Apa keputusan final pemerintah?
Juru bicara Kementerian Perhubungan, Adita Irawati, mengatakan "belum ada keputusan final terkait perubahan skema subsidi KRL dari PSO menjadi berbasis NIK".
Menteri BUMN, Erick Thohir, juga mengaku belum mendapatkan informasi detil mengenai rencana perubahan skema penetapan tarif kereta komuter Jabodebek.
"Kalau memang ada kebijakan seperti itu, ya saya rasa harus duduk bersama," ujarnya ditemui di DPR RI, Senin (02/09) seperti dilansir Antara.
Ia juga berkata sampai saat ini belum ada koordinasi dan pembahasan dengan Kementerian Perhubungan maupun Kementerian Keuangan. Bahkan rapat bersama Presiden Jokowi mengenai isu ini belum dilakukan.

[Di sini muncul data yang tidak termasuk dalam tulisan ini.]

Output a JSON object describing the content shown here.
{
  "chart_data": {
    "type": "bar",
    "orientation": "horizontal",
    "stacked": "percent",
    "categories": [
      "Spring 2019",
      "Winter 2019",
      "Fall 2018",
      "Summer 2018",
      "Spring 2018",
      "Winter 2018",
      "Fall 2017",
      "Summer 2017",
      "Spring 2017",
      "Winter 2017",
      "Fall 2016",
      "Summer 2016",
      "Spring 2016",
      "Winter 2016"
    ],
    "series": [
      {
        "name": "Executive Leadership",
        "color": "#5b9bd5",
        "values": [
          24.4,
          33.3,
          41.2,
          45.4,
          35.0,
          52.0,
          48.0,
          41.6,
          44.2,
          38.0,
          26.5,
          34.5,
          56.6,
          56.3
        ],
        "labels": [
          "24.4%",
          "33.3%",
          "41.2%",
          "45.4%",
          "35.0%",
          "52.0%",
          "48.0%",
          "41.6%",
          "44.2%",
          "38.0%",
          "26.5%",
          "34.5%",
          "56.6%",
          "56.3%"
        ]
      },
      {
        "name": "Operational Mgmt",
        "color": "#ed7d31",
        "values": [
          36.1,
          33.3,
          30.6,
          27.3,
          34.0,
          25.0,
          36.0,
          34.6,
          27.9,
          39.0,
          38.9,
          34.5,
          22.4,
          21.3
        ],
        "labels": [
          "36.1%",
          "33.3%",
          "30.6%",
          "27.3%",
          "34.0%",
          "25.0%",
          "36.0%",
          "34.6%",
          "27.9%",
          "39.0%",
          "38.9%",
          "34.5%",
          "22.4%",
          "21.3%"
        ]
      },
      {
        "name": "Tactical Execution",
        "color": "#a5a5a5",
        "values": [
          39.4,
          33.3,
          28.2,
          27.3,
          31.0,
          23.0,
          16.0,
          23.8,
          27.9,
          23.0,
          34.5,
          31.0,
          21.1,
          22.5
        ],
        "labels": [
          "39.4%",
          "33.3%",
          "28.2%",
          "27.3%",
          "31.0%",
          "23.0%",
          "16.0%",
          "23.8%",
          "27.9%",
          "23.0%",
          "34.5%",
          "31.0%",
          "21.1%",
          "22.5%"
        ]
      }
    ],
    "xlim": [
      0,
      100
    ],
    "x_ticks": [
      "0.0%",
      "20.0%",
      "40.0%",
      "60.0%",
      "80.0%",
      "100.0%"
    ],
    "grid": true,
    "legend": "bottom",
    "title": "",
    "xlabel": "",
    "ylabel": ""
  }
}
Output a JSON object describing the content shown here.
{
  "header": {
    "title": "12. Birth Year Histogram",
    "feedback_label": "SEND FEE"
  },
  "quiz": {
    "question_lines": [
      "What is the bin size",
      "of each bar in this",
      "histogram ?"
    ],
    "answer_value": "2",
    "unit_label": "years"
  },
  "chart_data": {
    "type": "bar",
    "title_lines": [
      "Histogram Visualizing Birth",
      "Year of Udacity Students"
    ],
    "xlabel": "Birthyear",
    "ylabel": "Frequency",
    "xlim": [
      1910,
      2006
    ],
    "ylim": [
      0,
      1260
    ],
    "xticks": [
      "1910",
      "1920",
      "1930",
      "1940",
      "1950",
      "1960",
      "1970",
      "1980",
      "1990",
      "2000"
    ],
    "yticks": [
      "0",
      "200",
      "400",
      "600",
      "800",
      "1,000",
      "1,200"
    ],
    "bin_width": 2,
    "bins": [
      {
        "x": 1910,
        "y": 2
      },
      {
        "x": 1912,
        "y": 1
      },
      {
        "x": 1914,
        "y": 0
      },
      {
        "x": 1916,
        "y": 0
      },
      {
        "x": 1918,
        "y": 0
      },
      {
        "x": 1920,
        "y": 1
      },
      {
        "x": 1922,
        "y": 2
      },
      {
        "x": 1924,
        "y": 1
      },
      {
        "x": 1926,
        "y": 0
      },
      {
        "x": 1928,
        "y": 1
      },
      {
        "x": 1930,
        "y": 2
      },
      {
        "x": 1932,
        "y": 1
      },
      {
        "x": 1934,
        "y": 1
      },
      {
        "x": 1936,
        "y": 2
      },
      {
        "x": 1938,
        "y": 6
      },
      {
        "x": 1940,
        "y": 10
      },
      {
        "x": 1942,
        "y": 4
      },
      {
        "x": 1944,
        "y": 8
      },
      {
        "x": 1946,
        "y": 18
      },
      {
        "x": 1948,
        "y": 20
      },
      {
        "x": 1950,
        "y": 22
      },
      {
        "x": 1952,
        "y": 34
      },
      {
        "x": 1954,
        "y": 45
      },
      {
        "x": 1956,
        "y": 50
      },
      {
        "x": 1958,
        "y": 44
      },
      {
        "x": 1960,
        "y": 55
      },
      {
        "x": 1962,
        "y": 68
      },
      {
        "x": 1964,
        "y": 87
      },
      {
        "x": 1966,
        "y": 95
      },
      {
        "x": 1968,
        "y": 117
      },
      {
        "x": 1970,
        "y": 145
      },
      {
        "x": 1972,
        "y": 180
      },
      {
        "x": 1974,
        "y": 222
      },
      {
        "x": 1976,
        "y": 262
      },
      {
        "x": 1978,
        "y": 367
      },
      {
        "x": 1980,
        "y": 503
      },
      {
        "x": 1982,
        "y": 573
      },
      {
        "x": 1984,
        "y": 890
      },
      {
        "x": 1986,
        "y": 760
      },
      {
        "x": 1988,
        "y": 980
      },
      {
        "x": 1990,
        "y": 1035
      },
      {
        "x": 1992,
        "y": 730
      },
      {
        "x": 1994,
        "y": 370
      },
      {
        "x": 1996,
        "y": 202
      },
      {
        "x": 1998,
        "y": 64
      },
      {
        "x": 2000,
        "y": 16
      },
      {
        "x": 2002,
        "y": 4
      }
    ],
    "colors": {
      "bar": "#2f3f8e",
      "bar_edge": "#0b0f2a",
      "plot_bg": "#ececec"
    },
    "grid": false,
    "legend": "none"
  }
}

"Kami belum, belum [duduk bersama]. Kan biasanya ada ratasnya dan biasanya, kan kami mengikut. Sepertinya [baru usulan], saya enggak tahu, soalnya saya baca di media juga," imbuhnya.
Namun, ia memastikan akan mendukung kebijakan apapun yang ditetapkan pemerintah. Sebab, sebagai instansi yang membawahi perusahaan pelat merah, tugasnya adalah menjalankan kebijakan yang ditugaskan pemerintah.
"Dan saya selalu mendukung kebijakan apapun yang diambil pemerintah, karena kami kan bagian dari pemerintah. Jadi kita tidak pernah bilang salah dan benar," jelasnya.
Erick menekankan hal yang sama berlaku untuk subsidi lainnya, seperti bahan bakar minyak (BBM) yang ditugaskan kepada PT Pertamina (Persero). Semua BUMN dinilai hanya mengikuti kebijakan yang diambil oleh pemerintah.